ArcadeData / arcadedb

ArcadeDB Multi-Model Database, one DBMS that supports SQL, Cypher, Gremlin, HTTP/JSON, MongoDB and Redis. ArcadeDB is a conceptual fork of OrientDB, the first Multi-Model DBMS. ArcadeDB supports Vector Embeddings.
https://arcadedb.com
Apache License 2.0
487 stars 60 forks source link

SQL: Index can return too many entries when used with `ORDER BY` #1760

Open gramian opened 3 days ago

gramian commented 3 days ago

ArcadeDB Version:

ArcadeDB Server v24.11.1-SNAPSHOT (build 4207821d055e37cbd74b76683e45073da759c2de/1729083296142/console)

OS and JDK Version:

Running on Mac OS X 12.7.6 - OpenJDK 64-Bit Server VM 17.0.12 (Homebrew)

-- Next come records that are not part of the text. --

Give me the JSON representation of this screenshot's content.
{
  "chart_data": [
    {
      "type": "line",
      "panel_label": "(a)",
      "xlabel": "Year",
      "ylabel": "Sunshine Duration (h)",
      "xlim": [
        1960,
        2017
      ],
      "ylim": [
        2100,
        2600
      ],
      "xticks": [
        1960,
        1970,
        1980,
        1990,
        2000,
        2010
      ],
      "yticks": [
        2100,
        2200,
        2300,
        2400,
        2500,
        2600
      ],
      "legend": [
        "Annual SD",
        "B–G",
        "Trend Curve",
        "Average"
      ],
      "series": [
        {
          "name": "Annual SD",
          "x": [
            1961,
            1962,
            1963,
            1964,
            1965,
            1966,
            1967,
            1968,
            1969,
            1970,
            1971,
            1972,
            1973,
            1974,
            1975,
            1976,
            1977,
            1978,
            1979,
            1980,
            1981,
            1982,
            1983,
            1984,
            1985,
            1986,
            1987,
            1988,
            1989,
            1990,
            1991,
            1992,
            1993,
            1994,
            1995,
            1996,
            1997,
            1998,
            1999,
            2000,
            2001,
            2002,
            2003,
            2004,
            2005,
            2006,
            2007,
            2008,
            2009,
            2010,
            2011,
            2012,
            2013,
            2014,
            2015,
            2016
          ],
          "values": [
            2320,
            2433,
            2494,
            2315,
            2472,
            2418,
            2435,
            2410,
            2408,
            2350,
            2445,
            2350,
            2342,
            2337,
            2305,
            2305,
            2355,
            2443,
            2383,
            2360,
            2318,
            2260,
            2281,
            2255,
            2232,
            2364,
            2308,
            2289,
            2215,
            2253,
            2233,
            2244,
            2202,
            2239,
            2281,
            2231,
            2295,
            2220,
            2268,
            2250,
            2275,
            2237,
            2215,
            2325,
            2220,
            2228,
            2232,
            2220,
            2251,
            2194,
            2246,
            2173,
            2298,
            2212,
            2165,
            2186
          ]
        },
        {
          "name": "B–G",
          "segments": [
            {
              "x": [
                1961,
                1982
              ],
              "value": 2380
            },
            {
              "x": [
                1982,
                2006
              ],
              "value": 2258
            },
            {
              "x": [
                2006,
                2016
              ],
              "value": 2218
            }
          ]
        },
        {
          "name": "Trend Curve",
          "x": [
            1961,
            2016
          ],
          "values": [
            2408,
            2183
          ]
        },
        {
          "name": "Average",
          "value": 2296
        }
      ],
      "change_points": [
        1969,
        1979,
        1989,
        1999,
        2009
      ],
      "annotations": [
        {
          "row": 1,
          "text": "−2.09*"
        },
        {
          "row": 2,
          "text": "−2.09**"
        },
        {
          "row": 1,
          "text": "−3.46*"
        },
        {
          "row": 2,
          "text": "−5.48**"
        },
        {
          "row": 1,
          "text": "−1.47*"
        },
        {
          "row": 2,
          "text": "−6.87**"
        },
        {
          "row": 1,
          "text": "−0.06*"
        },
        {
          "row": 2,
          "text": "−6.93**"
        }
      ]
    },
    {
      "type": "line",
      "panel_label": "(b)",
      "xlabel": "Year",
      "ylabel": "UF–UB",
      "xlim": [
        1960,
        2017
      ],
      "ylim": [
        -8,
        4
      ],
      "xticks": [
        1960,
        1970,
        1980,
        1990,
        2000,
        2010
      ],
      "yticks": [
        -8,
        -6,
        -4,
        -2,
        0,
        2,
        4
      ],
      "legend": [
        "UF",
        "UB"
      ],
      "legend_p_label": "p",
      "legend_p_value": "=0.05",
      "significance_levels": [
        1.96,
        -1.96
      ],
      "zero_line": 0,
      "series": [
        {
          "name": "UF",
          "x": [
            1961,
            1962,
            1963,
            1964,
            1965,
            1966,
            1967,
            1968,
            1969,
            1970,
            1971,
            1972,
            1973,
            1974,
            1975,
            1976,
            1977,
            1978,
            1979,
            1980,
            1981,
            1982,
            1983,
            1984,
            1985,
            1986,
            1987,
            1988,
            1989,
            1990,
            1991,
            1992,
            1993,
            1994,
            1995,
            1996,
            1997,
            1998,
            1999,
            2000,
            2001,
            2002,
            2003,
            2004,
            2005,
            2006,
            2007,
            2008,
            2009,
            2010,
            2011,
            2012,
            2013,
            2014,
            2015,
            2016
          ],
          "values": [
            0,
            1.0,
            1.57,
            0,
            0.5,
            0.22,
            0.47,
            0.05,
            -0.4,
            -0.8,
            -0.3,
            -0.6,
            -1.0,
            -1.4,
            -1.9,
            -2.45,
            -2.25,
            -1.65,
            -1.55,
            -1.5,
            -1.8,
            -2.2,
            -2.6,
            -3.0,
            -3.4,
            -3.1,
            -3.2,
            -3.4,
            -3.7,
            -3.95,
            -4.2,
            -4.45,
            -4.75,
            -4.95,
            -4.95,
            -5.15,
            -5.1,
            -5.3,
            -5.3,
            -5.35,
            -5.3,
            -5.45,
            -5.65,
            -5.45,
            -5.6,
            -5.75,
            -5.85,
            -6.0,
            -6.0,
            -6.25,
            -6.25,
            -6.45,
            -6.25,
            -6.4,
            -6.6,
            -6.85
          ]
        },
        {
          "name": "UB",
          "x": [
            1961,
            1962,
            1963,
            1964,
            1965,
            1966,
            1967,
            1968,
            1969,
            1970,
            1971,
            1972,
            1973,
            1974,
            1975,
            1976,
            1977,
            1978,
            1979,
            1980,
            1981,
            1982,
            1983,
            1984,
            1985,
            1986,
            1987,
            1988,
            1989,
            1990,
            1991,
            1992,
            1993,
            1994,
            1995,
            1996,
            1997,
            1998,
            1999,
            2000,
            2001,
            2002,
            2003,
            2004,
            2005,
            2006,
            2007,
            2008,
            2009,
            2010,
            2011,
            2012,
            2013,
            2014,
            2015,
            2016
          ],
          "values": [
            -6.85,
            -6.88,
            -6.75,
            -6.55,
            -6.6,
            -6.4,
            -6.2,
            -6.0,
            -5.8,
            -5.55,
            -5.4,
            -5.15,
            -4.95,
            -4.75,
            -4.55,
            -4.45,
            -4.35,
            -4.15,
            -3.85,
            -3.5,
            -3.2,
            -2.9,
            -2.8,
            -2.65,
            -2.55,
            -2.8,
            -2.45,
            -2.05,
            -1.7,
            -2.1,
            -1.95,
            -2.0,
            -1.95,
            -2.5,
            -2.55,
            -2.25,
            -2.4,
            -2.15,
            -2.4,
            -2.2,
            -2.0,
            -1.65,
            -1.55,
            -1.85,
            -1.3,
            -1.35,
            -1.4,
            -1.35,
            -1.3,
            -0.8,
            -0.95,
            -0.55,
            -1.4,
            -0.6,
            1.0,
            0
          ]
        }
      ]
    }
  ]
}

Querying a database can return the wrong number of records, in particular too many records. This problem is not easy to reproduce so I attach a small database (75 records) generated from public data. This behavior occurs when from certain databases, such as the one provided below, is queried via SQL, ie SELECT, where an (not-unique) indexed property is used in the projection and also as ordering quantity (in ORDER BY). The schema is given here: https://github.com/ulbmuenster/dataasee/blob/main/database/schema.sql

Expected behavior

Correct number of records returned.

Actual behavior

Too many records are returned.

Steps to reproduce

Restore this backup: metadatalake-backup-20240829-100753793.zip (337KB)

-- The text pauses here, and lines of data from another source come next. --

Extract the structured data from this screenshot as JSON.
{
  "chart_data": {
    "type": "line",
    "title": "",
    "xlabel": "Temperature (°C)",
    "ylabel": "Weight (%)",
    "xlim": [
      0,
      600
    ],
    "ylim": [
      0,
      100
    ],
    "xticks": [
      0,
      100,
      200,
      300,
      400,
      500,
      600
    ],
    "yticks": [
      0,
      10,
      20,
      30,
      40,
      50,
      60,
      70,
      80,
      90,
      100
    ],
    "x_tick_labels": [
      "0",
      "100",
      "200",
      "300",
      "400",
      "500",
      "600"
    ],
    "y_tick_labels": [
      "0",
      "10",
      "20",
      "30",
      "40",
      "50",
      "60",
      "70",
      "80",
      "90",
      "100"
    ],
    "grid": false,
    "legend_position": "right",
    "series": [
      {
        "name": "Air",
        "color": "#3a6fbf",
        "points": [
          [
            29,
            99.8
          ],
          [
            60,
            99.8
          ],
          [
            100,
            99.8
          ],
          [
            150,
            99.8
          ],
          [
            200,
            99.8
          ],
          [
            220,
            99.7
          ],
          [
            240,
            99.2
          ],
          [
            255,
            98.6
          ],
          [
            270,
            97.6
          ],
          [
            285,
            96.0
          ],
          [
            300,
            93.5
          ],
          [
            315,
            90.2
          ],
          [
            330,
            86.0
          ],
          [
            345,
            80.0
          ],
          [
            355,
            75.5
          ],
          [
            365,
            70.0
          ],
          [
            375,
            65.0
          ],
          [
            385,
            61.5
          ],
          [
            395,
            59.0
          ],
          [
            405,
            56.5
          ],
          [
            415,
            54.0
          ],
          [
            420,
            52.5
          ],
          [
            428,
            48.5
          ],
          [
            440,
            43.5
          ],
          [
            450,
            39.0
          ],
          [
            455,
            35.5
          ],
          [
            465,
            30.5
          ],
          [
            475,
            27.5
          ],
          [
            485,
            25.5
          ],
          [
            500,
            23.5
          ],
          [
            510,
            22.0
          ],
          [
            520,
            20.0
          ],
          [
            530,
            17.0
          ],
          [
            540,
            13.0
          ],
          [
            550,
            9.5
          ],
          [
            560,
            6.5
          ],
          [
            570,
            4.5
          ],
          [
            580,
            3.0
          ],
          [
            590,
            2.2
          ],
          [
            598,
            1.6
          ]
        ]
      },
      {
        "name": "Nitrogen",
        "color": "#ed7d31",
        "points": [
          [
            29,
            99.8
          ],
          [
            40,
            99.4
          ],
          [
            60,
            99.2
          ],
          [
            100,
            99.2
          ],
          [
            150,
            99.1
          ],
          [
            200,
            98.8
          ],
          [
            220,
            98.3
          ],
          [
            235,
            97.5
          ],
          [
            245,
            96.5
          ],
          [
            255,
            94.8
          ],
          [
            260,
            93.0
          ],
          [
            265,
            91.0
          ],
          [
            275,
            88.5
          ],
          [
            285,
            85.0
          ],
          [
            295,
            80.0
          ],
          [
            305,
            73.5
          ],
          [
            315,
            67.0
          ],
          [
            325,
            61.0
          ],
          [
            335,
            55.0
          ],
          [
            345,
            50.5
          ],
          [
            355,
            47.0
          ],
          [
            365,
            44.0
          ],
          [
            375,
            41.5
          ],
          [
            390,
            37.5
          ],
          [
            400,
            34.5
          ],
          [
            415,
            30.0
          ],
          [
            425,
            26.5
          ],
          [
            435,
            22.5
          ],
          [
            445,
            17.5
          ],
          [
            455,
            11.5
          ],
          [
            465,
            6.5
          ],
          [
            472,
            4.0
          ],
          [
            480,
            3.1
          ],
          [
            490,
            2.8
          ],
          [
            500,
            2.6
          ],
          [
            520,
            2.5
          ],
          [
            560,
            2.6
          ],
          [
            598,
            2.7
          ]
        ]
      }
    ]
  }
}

SELECT count(*) FROM metadata; -- There are 75 records in the database

SELECT name, publicationYear FROM metadata; -- Returns 75 records correctly

SELECT name FROM metadata ORDER BY publicationYear; -- Returns 75 records correctly

SELECT name, publicationYear FROM metadata ORDER BY publicationYear; -- Returns 117 records INCORRECTLY

Notes

End of August (2024-08-28 -- 2024-08-31) @lvca (and I) looked into this and potential sources of this behavior could be:

Here is a sample UPSERT statement that generated the provided database:

UPDATE metadata MERGE {"creators":[{"@type":"pair","name":"Neumann, Georg"},{"@type":"pair","name":"Boivin, Odette"},{"@type":"pair","name":"Kleber, Kristin"},{"@type":"pair","name":"Neumann, Georg"},{"@type":"pair","name":"Boivin, Odette"},{"@type":"pair","name":"Kleber, Kristin"}],"dataLocation":"https://data-management.uni-muenster.de/direct-access/wwurdm/07988641231","dataSteward":"https://datastore.uni-muenster.de","description":"The dataset comprises the RTI-data of the cuneiform tablet VAT 17966 (N5:27).\\n\\nRTI = Reflectance Transformation Imaging (RTI) is a computational photographic method that captures a subject’s surface shape and color and enables the interactive re-lighting of the subject from any direction in a software viewer, revealing details not visible with the naked eye (cf. https://culturalheritageimaging.org/).","identifiers":[{"@type":"pair","data":"10.17879/07988641225","name":"DE-6"},{"@type":"pair","data":"10.17879/07988641225","name":"null"}],"keywords":"Babylon,Cuneiform,Neo-Babylonian","language":"#4:0","metadataQuality":"Incomplete","name":"VAT 17966 - RTI dataset","publicationYear":2024,"publisher":"Universität Münster","rawChecksum":"TcrJlnTQYfugD2rROs2Y3g==","rawType":"marc21","recordId":"MTA0MzQ4NDE4NDMwODAyNDg3NA","resourceType":null,"rights":"CC BY-NC-SA 4.0","source":"https://datastore.uni-muenster.de/oai","synonyms":[{"@type":"pair","data":"GoviB","name":"Alternative Title"}]} UPSERT WHERE recordId == 'MTA0MzQ4NDE4NDMwODAyNDg3NA';

As a workaround the projection can be renamed, ie:

SELECT name, publicationYear AS pubYear FROM metadata ORDER BY publicationYear;

but this also excludes the use of the index!

gramian commented 2 days ago

Using either UPDATE ... MERGE ... UPSERT or UPDATE ... CONTENT ... UPSERT produces too many index results.